Schematic depiction of the global mechanical interconnectedness of the myocardial extracellular matrix (ECM), cytoskeleton (CSK), and nucleoskeleton (NSK), which has a pivotal role in the epigenetic dynamic actions of the right and left ventricular diastolic toroidal vortex. The inner and outer nuclear membranes and lamins anchored to the nuclear envelope are demarcated. The ECM, CSK, and NSK form a continuous and interconnected communication system, all parts of which work together synergistically.
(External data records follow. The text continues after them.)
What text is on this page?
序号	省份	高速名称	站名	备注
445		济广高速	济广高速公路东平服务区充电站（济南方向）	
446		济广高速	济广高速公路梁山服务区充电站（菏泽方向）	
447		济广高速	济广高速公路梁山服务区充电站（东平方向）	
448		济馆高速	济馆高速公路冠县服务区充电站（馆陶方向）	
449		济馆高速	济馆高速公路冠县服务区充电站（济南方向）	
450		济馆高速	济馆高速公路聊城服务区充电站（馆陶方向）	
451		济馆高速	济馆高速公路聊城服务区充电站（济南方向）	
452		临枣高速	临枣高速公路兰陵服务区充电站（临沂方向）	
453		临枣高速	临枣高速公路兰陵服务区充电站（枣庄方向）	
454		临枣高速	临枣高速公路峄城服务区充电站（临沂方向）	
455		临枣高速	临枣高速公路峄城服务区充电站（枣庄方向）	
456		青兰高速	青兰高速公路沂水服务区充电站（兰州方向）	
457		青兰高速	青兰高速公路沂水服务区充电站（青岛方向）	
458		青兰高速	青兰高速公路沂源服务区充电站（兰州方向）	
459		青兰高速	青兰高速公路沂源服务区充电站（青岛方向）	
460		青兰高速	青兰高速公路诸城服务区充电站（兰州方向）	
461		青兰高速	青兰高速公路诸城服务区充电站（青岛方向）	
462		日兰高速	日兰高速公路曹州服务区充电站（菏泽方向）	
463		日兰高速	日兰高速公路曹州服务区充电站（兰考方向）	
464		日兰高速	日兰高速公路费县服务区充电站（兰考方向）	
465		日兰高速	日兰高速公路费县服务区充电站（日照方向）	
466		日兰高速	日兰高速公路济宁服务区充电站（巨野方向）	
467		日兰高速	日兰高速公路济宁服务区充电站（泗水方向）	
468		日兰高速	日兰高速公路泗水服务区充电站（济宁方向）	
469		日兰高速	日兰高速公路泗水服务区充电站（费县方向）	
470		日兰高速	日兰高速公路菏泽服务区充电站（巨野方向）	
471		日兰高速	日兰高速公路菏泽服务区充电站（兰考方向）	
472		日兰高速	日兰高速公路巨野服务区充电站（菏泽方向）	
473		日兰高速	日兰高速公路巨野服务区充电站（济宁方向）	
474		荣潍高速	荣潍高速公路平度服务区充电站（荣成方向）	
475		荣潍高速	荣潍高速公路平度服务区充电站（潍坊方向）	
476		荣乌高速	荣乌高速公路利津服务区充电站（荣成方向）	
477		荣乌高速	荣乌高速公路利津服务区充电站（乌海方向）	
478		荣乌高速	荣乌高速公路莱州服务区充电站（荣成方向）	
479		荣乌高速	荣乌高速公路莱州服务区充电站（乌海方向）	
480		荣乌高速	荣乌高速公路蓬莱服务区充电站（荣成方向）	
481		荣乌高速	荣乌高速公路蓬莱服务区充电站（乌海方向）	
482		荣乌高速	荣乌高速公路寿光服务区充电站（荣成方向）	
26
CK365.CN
Adhesion structures (AS) are spatially discrete, transmembrane cadherin (cell–cell adhesions) and integrin (cell–ECM adhesions) complexes; they activate many of the same signaling pathways and provoke similar cellular activities, acting as interdependent functional nodes in a larger cytomechanics network. Through the intermediation of ECM, CSK and NSK structures, extra- and intra-cellular forces alter nuclear shape, promote nucleosome disruption and chromatin relaxation, and alter gene activities. (See discussion in text).

Figure 5

Summary of epigenetic dynamic actions of RV/LV diastolic toroidal vortex: Cytoskeletal “tensegrity” dynamics create equilibrium between strut compression and string tension, allowing internal structural balance and shape maintenance. Cells sense their physical 3D “environment,” including variable diastolic vortical shear, torque and “squeeze” forces, by transducing mechanical deformations and forces into differentiated transcription and translation signals, which can adjust cellular and extracellular tissue and organ phenotype; the latter, in turn, affects (feedback loop) diastolic filling vortex strength and vortical shear and “squeeze” forces. Mechanosensitive regulatory controls modulate myocyte shape and intracellular architecture, and processes as diverse as proliferation, hypertrophy, and apoptosis, involved in cardiac homeostasis and adaptations.